Di certo, rispetto a qualche anno fa si ha l’impressione che il nuovo contesto storico abbia spiazzato la discussione sulle tecnologie che saranno capaci in futuro di ripetere l’impresa di conquistare uno spazio di immaginario e di vita concreta così ampio come è riuscito allo smartphone.

In questo spiazzamento, si rischia di dire: ma chissenefrega del prossimo grande gadget? Ci sono problemi ben più grandi e importanti. E questo è giusto. Anzi proprio questa nuova mentalità, che solo quindici anni fa non era attuale, è il segno della novità di contesto che potrebbe generare il cambiamento. Perché non è la singola tecnologia a cambiare radicalmente la storia, ma il suo rapporto con il contesto. In un’epoca nella quale ci si rende conto ormai che quello che è importante lo è per la sua posizione strategica nelle dinamiche evolutive, i problemi complessi sono i più importanti e l’ecologia dei media emerge in tutta la sua importanza. Come tutte le ecologie, l’ecologia dei media riguarda le relazioni tra gli elementi. Non riguarda tanto il singolo gadget quanto le sue relazioni con il resto. E poiché le grandi sfide dell’umanità non si supereranno se non attraverso un grande lavoro di collaborazione tra le menti degli umani, allora ogni grande fenomeno che interviene sulla comunicazione tra quelle menti ha una sua importanza. Se una piattaforma – per interfaccia e algoritmi, per modello di business o di ingaggio – contribuiusce in modo favorevole o sfavorevole alla generazione di informazione di qualità e collegamenti tra le persone adatti a sviluppare sane forme di deliberazione, allora quella piattaforma è importante anche per prevedere con quale atteggiamento culturale e pratico le persone si impegneranno nell’affrontare le sfide importanti. Saranno tribù che non si parlano o cercheranno il terreno comune?

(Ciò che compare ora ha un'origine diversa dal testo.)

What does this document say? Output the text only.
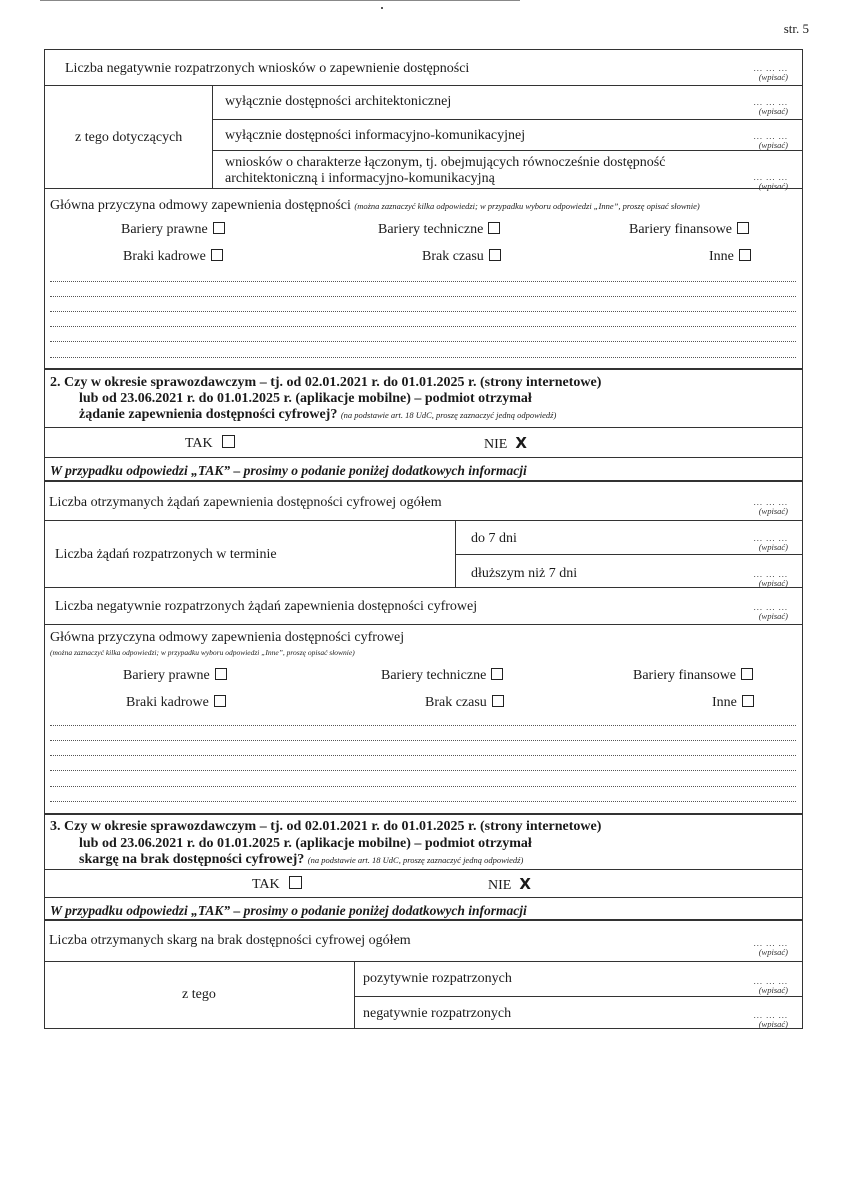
str. 5
Liczba negatywnie rozpatrzonych wniosków o zapewnienie dostępności	... ... ...
(wpisać)
z tego dotyczących
wyłącznie dostępności architektonicznej	... ... ...
(wpisać)
wyłącznie dostępności informacyjno-komunikacyjnej	... ... ...
(wpisać)
wniosków o charakterze łączonym, tj. obejmujących równocześnie dostępność
architektoniczną i informacyjno-komunikacyjną	... ... ...
(wpisać)
Główna przyczyna odmowy zapewnienia dostępności (można zaznaczyć kilka odpowiedzi; w przypadku wyboru odpowiedzi „Inne”, proszę opisać słownie)
Bariery prawne	Bariery techniczne	Bariery finansowe
Braki kadrowe	Brak czasu	Inne
2. Czy w okresie sprawozdawczym – tj. od 02.01.2021 r. do 01.01.2025 r. (strony internetowe)
lub od 23.06.2021 r. do 01.01.2025 r. (aplikacje mobilne) – podmiot otrzymał
żądanie zapewnienia dostępności cyfrowej? (na podstawie art. 18 UdC, proszę zaznaczyć jedną odpowiedź)
TAK	NIE X
W przypadku odpowiedzi „TAK” – prosimy o podanie poniżej dodatkowych informacji
Liczba otrzymanych żądań zapewnienia dostępności cyfrowej ogółem	... ... ...
(wpisać)
Liczba żądań rozpatrzonych w terminie
do 7 dni	... ... ...
(wpisać)
dłuższym niż 7 dni	... ... ...
(wpisać)
Liczba negatywnie rozpatrzonych żądań zapewnienia dostępności cyfrowej	... ... ...
(wpisać)
Główna przyczyna odmowy zapewnienia dostępności cyfrowej
(można zaznaczyć kilka odpowiedzi; w przypadku wyboru odpowiedzi „Inne”, proszę opisać słownie)
Bariery prawne	Bariery techniczne	Bariery finansowe
Braki kadrowe	Brak czasu	Inne
3. Czy w okresie sprawozdawczym – tj. od 02.01.2021 r. do 01.01.2025 r. (strony internetowe)
lub od 23.06.2021 r. do 01.01.2025 r. (aplikacje mobilne) – podmiot otrzymał
skargę na brak dostępności cyfrowej? (na podstawie art. 18 UdC, proszę zaznaczyć jedną odpowiedź)
TAK	NIE X
W przypadku odpowiedzi „TAK” – prosimy o podanie poniżej dodatkowych informacji
Liczba otrzymanych skarg na brak dostępności cyfrowej ogółem	... ... ...
(wpisać)
z tego
pozytywnie rozpatrzonych	... ... ...
(wpisać)
negatywnie rozpatrzonych	... ... ...
(wpisać)
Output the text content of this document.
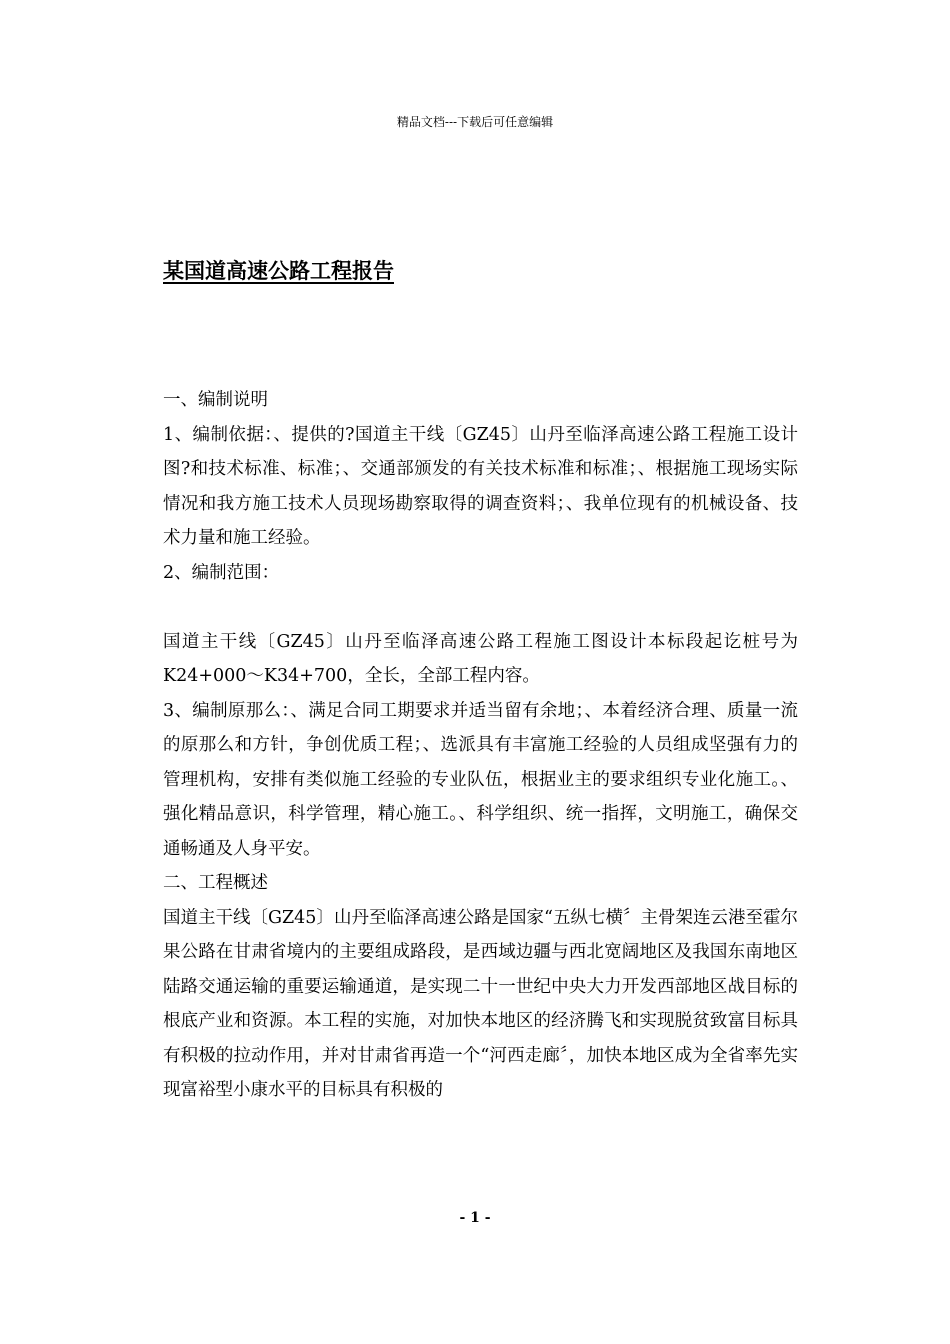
精品文档---下载后可任意编辑
某国道高速公路工程报告

一、编制说明

1、编制依据：、提供的?国道主干线〔GZ45〕山丹至临泽高速公路工程施工设计图?和技术标准、标准；、交通部颁发的有关技术标准和标准；、根据施工现场实际情况和我方施工技术人员现场勘察取得的调查资料；、我单位现有的机械设备、技术力量和施工经验。

2、编制范围：

国道主干线〔GZ45〕山丹至临泽高速公路工程施工图设计本标段起讫桩号为K24+000～K34+700，全长，全部工程内容。

3、编制原那么：、满足合同工期要求并适当留有余地；、本着经济合理、质量一流的原那么和方针，争创优质工程；、选派具有丰富施工经验的人员组成坚强有力的管理机构，安排有类似施工经验的专业队伍，根据业主的要求组织专业化施工。、强化精品意识，科学管理，精心施工。、科学组织、统一指挥，文明施工，确保交通畅通及人身平安。

二、工程概述

国道主干线〔GZ45〕山丹至临泽高速公路是国家“五纵七横〞主骨架连云港至霍尔果公路在甘肃省境内的主要组成路段，是西域边疆与西北宽阔地区及我国东南地区陆路交通运输的重要运输通道，是实现二十一世纪中央大力开发西部地区战目标的根底产业和资源。本工程的实施，对加快本地区的经济腾飞和实现脱贫致富目标具有积极的拉动作用，并对甘肃省再造一个“河西走廊〞，加快本地区成为全省率先实现富裕型小康水平的目标具有积极的

- 1 -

È tutt’altro che irrilevante. Tanto per fare un esempio, l’interfaccia che inviti continuamente le persone a votare sì o no, like o niente, numero di stellette per definire il gradimento, in un certo senso allude alla polarizzazione. Lo si è visto abbondantemente. Se poi questo viene sottolineato dagli algoritmi di raccomandazione che radicalizzano le preferenze “personali” diventa un argomento da prendere sul serio.

La produzione di echo-chamber e fake news, hate speech e dipendenze, semplici banalità che fanno perdere tempo, sono fenomeni complessi, ma in parte connessi anche alla forma dell’internet mobile, un medium tra i più coinvolgenti della storia. Cioè si tratta di indagare il futuro (del medium) composto dal terminale (smartphone) e dall’infrastruttura (piattaforma).

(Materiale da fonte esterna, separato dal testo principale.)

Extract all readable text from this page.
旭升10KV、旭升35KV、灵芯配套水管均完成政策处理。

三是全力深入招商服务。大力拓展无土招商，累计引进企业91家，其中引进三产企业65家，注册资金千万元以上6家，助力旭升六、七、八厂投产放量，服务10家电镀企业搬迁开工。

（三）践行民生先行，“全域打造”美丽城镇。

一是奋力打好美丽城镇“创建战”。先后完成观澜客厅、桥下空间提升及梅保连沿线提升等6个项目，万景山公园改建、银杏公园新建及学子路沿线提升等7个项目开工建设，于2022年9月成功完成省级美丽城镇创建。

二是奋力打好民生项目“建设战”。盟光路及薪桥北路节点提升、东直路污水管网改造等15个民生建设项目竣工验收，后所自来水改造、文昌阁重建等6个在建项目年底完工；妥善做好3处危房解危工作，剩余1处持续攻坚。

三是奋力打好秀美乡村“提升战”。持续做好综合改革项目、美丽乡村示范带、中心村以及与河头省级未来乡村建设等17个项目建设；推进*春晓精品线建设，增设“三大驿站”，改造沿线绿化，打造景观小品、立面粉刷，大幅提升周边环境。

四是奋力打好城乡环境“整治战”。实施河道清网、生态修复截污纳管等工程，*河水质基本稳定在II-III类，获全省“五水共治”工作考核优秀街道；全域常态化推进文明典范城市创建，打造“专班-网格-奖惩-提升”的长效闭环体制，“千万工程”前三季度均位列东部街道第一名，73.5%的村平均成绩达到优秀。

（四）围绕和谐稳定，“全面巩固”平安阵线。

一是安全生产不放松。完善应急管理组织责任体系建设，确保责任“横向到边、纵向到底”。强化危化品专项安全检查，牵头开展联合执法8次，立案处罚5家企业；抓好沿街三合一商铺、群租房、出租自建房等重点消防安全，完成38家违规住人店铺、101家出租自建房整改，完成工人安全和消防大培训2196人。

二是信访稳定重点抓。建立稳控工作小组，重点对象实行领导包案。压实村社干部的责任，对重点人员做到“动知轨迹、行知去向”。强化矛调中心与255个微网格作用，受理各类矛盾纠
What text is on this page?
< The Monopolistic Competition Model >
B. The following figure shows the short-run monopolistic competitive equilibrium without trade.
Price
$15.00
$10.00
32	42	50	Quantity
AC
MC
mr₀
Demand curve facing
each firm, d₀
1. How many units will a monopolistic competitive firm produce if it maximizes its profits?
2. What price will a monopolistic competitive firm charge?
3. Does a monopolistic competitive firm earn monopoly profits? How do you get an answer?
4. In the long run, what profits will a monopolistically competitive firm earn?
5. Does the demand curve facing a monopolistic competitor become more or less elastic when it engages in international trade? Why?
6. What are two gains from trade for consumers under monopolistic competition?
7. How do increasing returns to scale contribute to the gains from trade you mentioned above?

Quello che c’è dopo lo smartphone non si trova dunque cercando il prossimo gadget ma il prossimo sistema articolato di gadget, piattaforme, sistemi incentivanti, priorità sociali ed economiche.

Abbiamo visto che il pc, un tempo incontrastato elemento strategico dell’ecosistema digitale, è stato spiazzato dall’internet mobile abilitata dallo smartphone. La generazione di ricchezza che si è così creata non cessa di attirare l’attenzione di coloro che potrebbero riuscire a pensare la prossima grande cosa. Logico, ma ormai insufficiente. Per ragionare intorno a quello che ci sarà in futuro occorre parlare di ciò che condurrà all’adozione di una proposta innovativa, non tanto a quale sarà quest’ultima. Il momento cruciale per l’innovazione del futuro è proprio quello della comunicazione: non una comunicazione limitata a trasportare il messaggio da A a B, ma una comunicazione che mette davvero insieme le menti, o almeno le conoscenze, per condurre all’adozione o al rifiuto.

È un problema complesso. Non è soltanto tecnologia. È società. È economia. È abitudine. È potere.

Lo smartphone si è intromesso nelle relazioni sociali anche troppo, ha aperto la strada ad alcuni innovatori, ma ha rilanciato l’attenzione per l’innovazione delle grandi aziende: che cosa fanno le grandi aziende tecnologiche? Alimentano o soffocano l’innovazione?

Evidentemente, a giudicare dalle decisioni europee, tipo il Digital Markets Act, l’innovazione possibile va alimentata e il rischio che i grandi la soffochino è importante.

È un classico: cercare di conoscere il futuro guardando a che cosa fanno i potenti. In questo caso, i potenti sono Google (Alphabet), Facebook (Meta), Apple, Amazon, Microsoft. Di certo, da questa gente viene fuori che il futuro può essere qualcosa come Alexa, un’interfaccia audio, oppure occhiali per realtà aumentata.

In entrambi i casi, le idee strategiche sembrano arrivare proprio dai giganti citati. Che cosa possiamo dire in proposito?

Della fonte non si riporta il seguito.